Le platine est le "dernier petit nouveau", observe Edward Sterck, directeur de la recherche du World Platinum Investment Council (WPIC). Il n'a été véritablement identifié qu'au 19e siècle, parce qu'il est toujours associé, lors de l'extraction, à d'autres minerais et qu'il arbore un point de fusion très élevé. Il est en outre 30 fois plus rare que l'or, souligne Edward Sterck. Tout ceci implique également que les investissements dans le platine ne sont pas encore très courants. Le marché des produits d'investissement dans le platine ne représente encore qu'une fraction de ceux dédiés à l'or et l'argent, relève Robert Minter, directeur de la stratégie d'investissement chez Abrdn, qui gère le plus grand fonds indiciel coté (ETF) dédié au platine.
Pourtant, les particuliers montrent depuis quelque temps un vif intérêt pour le métal blanc. Au premier semestre 2024, les investissements ont alimenté la demande à hauteur de 579.000 onces troy, soit environ 13% de la demande totale de platine, essentiellement via des ETF, selon Metal Focus. Le platine a pourtant fait beaucoup moins bien que l'or et l'argent cette année. Les prix ont reculé d'environ 1,5% depuis janvier, tandis que les prix de l'or et de l'argent ont augmenté de 29% et 32% respectivement, et ce, alors même que la demande de platine a dépassé l'offre l'an dernier.
Metal Focus s'attend à ce que le déficit d'offre se creuse encore en 2024. La faiblesse du prix du platine s'explique peut-être en partie par sa position intermédiaire en tant que métal vert. Une grande partie de la demande - entre 30% et 44% - provient de l'industrie automobile, où le platine est utilisé pour fabriquer les pots catalytiques destinés à réduire les émissions des pots d'échappement, selon le WPIC. Au cours des dernières années, la prévision selon laquelle les voitures électriques, sans platine, prendraient le pas sur les voitures à combustion interne a eu pour effet d'étouffer un peu l'intérêt pour le métal.
DES STOCKS DEPUIS LE COVID ET LA GUERRE EN UKRAINE
En outre, plusieurs constructeurs automobiles s'étaient constitués des stocks de platine après la pandémie de Covid, notamment au début 2022, pour se prémunir de potentiels problèmes d'approvisionnement après l'invasion de l'Ukraine par la Russie, selon une présentation aux investisseurs réalisée par Anglo American Platinum.
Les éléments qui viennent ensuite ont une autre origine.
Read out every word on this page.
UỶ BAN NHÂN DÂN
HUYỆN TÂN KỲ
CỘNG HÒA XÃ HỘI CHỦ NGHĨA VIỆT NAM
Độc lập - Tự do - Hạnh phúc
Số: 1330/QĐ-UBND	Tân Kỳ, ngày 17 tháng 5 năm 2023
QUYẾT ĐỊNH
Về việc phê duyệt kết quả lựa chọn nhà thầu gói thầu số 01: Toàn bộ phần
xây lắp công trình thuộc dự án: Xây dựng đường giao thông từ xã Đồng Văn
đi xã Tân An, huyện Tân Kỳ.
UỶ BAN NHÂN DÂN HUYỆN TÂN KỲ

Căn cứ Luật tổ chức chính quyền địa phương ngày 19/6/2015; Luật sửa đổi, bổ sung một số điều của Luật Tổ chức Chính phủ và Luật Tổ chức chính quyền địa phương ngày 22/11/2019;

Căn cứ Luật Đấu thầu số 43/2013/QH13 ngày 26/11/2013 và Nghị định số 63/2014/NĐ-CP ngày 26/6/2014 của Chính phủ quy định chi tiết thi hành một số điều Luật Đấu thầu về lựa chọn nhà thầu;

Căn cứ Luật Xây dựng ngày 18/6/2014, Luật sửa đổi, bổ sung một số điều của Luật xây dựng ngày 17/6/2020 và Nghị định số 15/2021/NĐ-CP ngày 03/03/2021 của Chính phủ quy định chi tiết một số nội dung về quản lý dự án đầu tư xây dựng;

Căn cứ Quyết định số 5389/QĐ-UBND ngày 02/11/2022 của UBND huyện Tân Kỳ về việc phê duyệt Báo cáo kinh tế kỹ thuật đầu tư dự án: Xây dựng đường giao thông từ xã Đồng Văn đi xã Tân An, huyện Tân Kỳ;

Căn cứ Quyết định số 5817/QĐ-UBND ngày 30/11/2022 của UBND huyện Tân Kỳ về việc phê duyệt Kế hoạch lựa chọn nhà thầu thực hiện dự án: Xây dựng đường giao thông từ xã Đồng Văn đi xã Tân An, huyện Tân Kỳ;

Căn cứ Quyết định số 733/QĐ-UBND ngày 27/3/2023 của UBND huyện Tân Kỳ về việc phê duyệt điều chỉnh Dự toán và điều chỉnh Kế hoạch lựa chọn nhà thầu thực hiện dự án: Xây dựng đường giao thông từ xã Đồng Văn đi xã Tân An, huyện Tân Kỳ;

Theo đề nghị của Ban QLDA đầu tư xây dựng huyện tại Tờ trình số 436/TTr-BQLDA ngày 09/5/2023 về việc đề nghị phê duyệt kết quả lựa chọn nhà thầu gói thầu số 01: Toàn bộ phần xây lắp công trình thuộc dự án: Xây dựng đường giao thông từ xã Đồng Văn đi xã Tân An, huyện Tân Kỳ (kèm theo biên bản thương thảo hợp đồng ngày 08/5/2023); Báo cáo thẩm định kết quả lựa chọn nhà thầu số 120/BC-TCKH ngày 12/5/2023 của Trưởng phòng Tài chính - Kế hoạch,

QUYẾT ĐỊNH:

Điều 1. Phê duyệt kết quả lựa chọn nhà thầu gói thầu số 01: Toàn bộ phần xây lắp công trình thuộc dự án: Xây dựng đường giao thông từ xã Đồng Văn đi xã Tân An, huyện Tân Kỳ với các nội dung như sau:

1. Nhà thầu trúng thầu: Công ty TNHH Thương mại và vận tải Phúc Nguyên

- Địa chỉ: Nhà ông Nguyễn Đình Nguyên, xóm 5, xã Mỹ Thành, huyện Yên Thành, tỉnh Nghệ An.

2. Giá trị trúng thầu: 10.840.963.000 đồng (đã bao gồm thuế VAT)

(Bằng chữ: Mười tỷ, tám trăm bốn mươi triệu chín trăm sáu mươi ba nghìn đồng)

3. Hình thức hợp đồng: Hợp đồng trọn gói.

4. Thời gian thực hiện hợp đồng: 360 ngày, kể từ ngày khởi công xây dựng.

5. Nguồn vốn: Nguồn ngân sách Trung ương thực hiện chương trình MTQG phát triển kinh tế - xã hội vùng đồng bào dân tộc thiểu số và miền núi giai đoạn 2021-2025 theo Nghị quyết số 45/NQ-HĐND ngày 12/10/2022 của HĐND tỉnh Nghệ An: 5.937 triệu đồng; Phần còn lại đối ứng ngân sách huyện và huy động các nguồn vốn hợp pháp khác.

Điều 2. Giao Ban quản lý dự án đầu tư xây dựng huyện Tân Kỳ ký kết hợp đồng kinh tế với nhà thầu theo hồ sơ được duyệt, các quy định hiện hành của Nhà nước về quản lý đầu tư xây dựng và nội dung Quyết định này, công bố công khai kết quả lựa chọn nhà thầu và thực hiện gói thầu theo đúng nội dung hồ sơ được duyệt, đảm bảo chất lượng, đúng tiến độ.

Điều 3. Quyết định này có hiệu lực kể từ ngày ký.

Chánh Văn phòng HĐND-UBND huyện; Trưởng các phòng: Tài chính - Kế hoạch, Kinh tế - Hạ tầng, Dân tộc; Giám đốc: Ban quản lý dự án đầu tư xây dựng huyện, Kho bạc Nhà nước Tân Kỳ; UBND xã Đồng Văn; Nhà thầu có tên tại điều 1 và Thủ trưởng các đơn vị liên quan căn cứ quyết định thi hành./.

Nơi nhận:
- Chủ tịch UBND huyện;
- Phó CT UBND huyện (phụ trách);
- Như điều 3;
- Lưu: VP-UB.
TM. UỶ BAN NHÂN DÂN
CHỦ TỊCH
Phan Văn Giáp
La Russie est le deuxième plus grand producteur de platine après l'Afrique du Sud.
La demande de platine de l'industrie automobile a crû de 17% entre 2019 et 2023, selon les données de Metals Focus. La demande pour les voitures conventionnelles s'est bien portée, et a même rapidement progressé pour les véhicules hybrides, qui nécessitent en réalité encore plus de métaux du groupe platine (MGP), qui comprend, outre le platine, le ruthénium, le rhodium, le palladium, l'osmium, l'iridium et parfois le rhénium. Les moteurs thermiques des voitures hybrides sont moins fréquemment sollicités et démarrent donc souvent à froid, ce qui pollue davantage et nécessite plus de platine pour convertir les gaz d'échappement.
L'industrie automobile n'abandonnera sans doute pas le platine avant longtemps: les ventes de véhicules hybrides aux Etats-Unis se sont révélées l'an dernier supérieures à celles des voitures électriques, et ce devrait encore être le cas cette année, selon Edmunds. Les constructeurs ont réduit leurs investissements dans les voitures électriques et augmentent au contraire leur production de voitures hybrides. La demande de platine est également plus forte qu'attendu parce que l'industrie automobile s'est détournée du palladium, plus cher, au profit du platine pour les voitures à essence.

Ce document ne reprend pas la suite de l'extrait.